作成したファイルをアップロードすることで、Gravio HubKit内にスクリプトが保存されます。
重要なポイント
先ほど作成した、これらの.shスクリプトをGravioのRunscriptアクションでアップロードしただけでは、スクリプトが実行されません。
アップロード先のフォルダ内のスクリプトファイルの属性を変更し、実行できるようにしてあげないとなりません(ここがひと手間お願いするところです)。
通常ですと、
/Library/Application\SUPPORT/Gravio/action/scripts/
にアップロードしたスクリプトが格納されます。Mac上のターミナルを利用して、
cd /Library/Application\SUPPORT/Gravio/action/scripts/
当該のディレクトリにたどり着いたら、
sudo chmod 755 tv_on.sh
sudo chmod 755 tv_off.sh
と入力し、パスワードを入力して属性を変更します。
もちろん
sudo chmod +x tv_on.sh
でもOKですね。
これでそれぞれのスクリプトがGravioのアクションとして実行可能となりました。
ここまで出来たら、作ったscriptを走らせてみましょう。
いつもどおり、アクション作成画面の右上の▶ボタンですね。
Gravio側からTVのON/OFFが実行できたと思います。
ここまでがスクリプトの作成、及び実行の方法の説明となります。
4. 最後に、Gravioでタイマートリガーを設定します。
平日の9時にON、18時にOFF、それぞれタイマートリガーを作成し、それぞれに電源ONのアクション、電源OFFのアクションを紐付けます。

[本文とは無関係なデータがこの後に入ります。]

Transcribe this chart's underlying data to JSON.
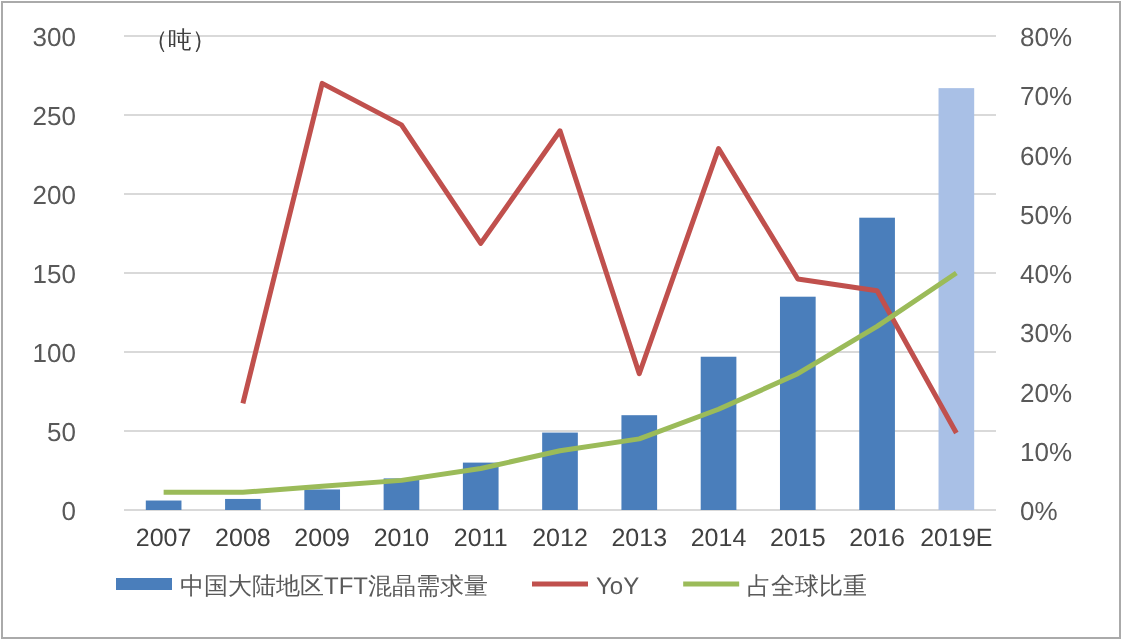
{
  "chart_data": {
    "type": "bar",
    "ylabel": "（吨）",
    "categories": [
      "2007",
      "2008",
      "2009",
      "2010",
      "2011",
      "2012",
      "2013",
      "2014",
      "2015",
      "2016",
      "2019E"
    ],
    "series": [
      {
        "name": "中国大陆地区TFT混晶需求量",
        "color": "#4a7ebb",
        "colors": [
          "#4a7ebb",
          "#4a7ebb",
          "#4a7ebb",
          "#4a7ebb",
          "#4a7ebb",
          "#4a7ebb",
          "#4a7ebb",
          "#4a7ebb",
          "#4a7ebb",
          "#4a7ebb",
          "#a9c0e6"
        ],
        "values": [
          6,
          7,
          13,
          20,
          30,
          49,
          60,
          97,
          135,
          185,
          267
        ]
      },
      {
        "name": "YoY",
        "type": "line",
        "axis": "y2",
        "color": "#c0504d",
        "values": [
          null,
          18,
          72,
          65,
          45,
          64,
          23,
          61,
          39,
          37,
          13
        ]
      },
      {
        "name": "占全球比重",
        "type": "line",
        "axis": "y2",
        "color": "#9bbb59",
        "values": [
          3,
          3,
          4,
          5,
          7,
          10,
          12,
          17,
          23,
          31,
          40
        ]
      }
    ],
    "ylim": [
      0,
      300
    ],
    "yticks": [
      0,
      50,
      100,
      150,
      200,
      250,
      300
    ],
    "y2lim": [
      0,
      80
    ],
    "y2ticks": [
      {
        "value": 0,
        "label": "0%"
      },
      {
        "value": 10,
        "label": "10%"
      },
      {
        "value": 20,
        "label": "20%"
      },
      {
        "value": 30,
        "label": "30%"
      },
      {
        "value": 40,
        "label": "40%"
      },
      {
        "value": 50,
        "label": "50%"
      },
      {
        "value": 60,
        "label": "60%"
      },
      {
        "value": 70,
        "label": "70%"
      },
      {
        "value": 80,
        "label": "80%"
      }
    ],
    "grid": "y",
    "legend": "bottom"
  }
}
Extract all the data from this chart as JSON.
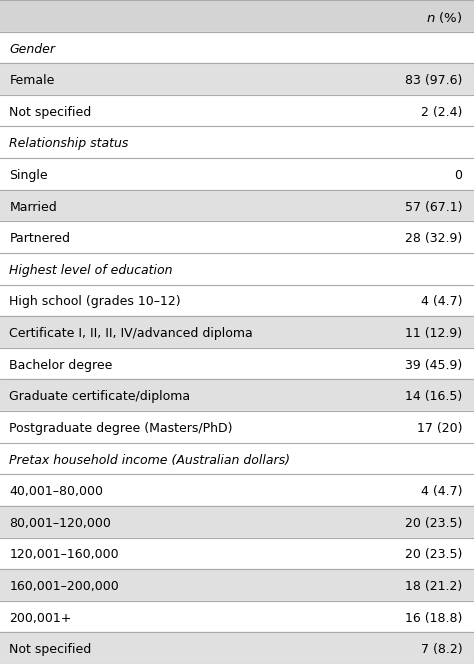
{
  "header_value": "n (%)",
  "rows": [
    {
      "label": "Gender",
      "value": "",
      "type": "section",
      "shade": false
    },
    {
      "label": "Female",
      "value": "83 (97.6)",
      "type": "data",
      "shade": true
    },
    {
      "label": "Not specified",
      "value": "2 (2.4)",
      "type": "data",
      "shade": false
    },
    {
      "label": "Relationship status",
      "value": "",
      "type": "section",
      "shade": false
    },
    {
      "label": "Single",
      "value": "0",
      "type": "data",
      "shade": false
    },
    {
      "label": "Married",
      "value": "57 (67.1)",
      "type": "data",
      "shade": true
    },
    {
      "label": "Partnered",
      "value": "28 (32.9)",
      "type": "data",
      "shade": false
    },
    {
      "label": "Highest level of education",
      "value": "",
      "type": "section",
      "shade": false
    },
    {
      "label": "High school (grades 10–12)",
      "value": "4 (4.7)",
      "type": "data",
      "shade": false
    },
    {
      "label": "Certificate I, II, II, IV/advanced diploma",
      "value": "11 (12.9)",
      "type": "data",
      "shade": true
    },
    {
      "label": "Bachelor degree",
      "value": "39 (45.9)",
      "type": "data",
      "shade": false
    },
    {
      "label": "Graduate certificate/diploma",
      "value": "14 (16.5)",
      "type": "data",
      "shade": true
    },
    {
      "label": "Postgraduate degree (Masters/PhD)",
      "value": "17 (20)",
      "type": "data",
      "shade": false
    },
    {
      "label": "Pretax household income (Australian dollars)",
      "value": "",
      "type": "section",
      "shade": false
    },
    {
      "label": "40,001–80,000",
      "value": "4 (4.7)",
      "type": "data",
      "shade": false
    },
    {
      "label": "80,001–120,000",
      "value": "20 (23.5)",
      "type": "data",
      "shade": true
    },
    {
      "label": "120,001–160,000",
      "value": "20 (23.5)",
      "type": "data",
      "shade": false
    },
    {
      "label": "160,001–200,000",
      "value": "18 (21.2)",
      "type": "data",
      "shade": true
    },
    {
      "label": "200,001+",
      "value": "16 (18.8)",
      "type": "data",
      "shade": false
    },
    {
      "label": "Not specified",
      "value": "7 (8.2)",
      "type": "data",
      "shade": true
    }
  ],
  "shade_color": "#e0e0e0",
  "white_color": "#ffffff",
  "header_bg_color": "#d4d4d4",
  "line_color": "#aaaaaa",
  "text_color": "#000000",
  "font_size": 9.0,
  "header_font_size": 9.5,
  "fig_width": 4.74,
  "fig_height": 6.64,
  "dpi": 100
}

以上で、決められた時間にTVの電源が入り、決められた時間にTVの電源がOFFになる仕組みが作成できました。
一口メモ
2. で作成したシェルスクリプトの中身を変えることで、音量の調整や、HDMI信号の切り替えなどが可能です。
たとえば、常に動作しているHDMIメディアプレイヤーなどでムービーやスライドを流しているようであれば、電源ON後に入力信号を切り替えれば、そのソースが選択され出力されます。不用意にチャンネルを変更したり、入力を変更したとしても、決まったソースを流したり、音量の設定をあらかじめ決定したボリュームで流す、などが可能となります。
また、同様にIPアドレスとAPIを持つ電化製品に関してもコントロールができるものがありますので、皆様、ぜひトライしてみてください。
弊社ですとPhilips Hue/IKEA TRADFRIなどとの連動を行っております。TVのOFFと合わせて照明を消灯したり、減灯したり、ということが簡単に可能です。
あわせて、トリガーをタイマーからセンサーにすることも検討できます。
人感センサーや扉の開閉センサーと連動させて、TVのHDMI入力を来客用のコンテンツが流れているチャンネルに切り替えるなど。メディアプレイヤーを複数用意し、弊社が誇る顔認証システムと連携すれば、性別、年齢層に応じてそれぞれのメディアプレイヤーに用意してあるコンテンツをHDMI入力を変えることで表示するようなことも可能でしょう。
さいごに
本システムの魅力は、エッジ内=ローカルで動作が行えることです。
TVの電源管理のためだけにクラウドの契約をしたり、インターネット通信を用意しなければならない、というのはIoT的には「ある意味正しい回答」なのですが、実際には外部への接続がままならなかったり(セキュリティやコスト面)するケースも多いように感じています。
そのような中でも簡単に利用できる省力化・自動化の手段となりうるGravioを是非ご検討ください。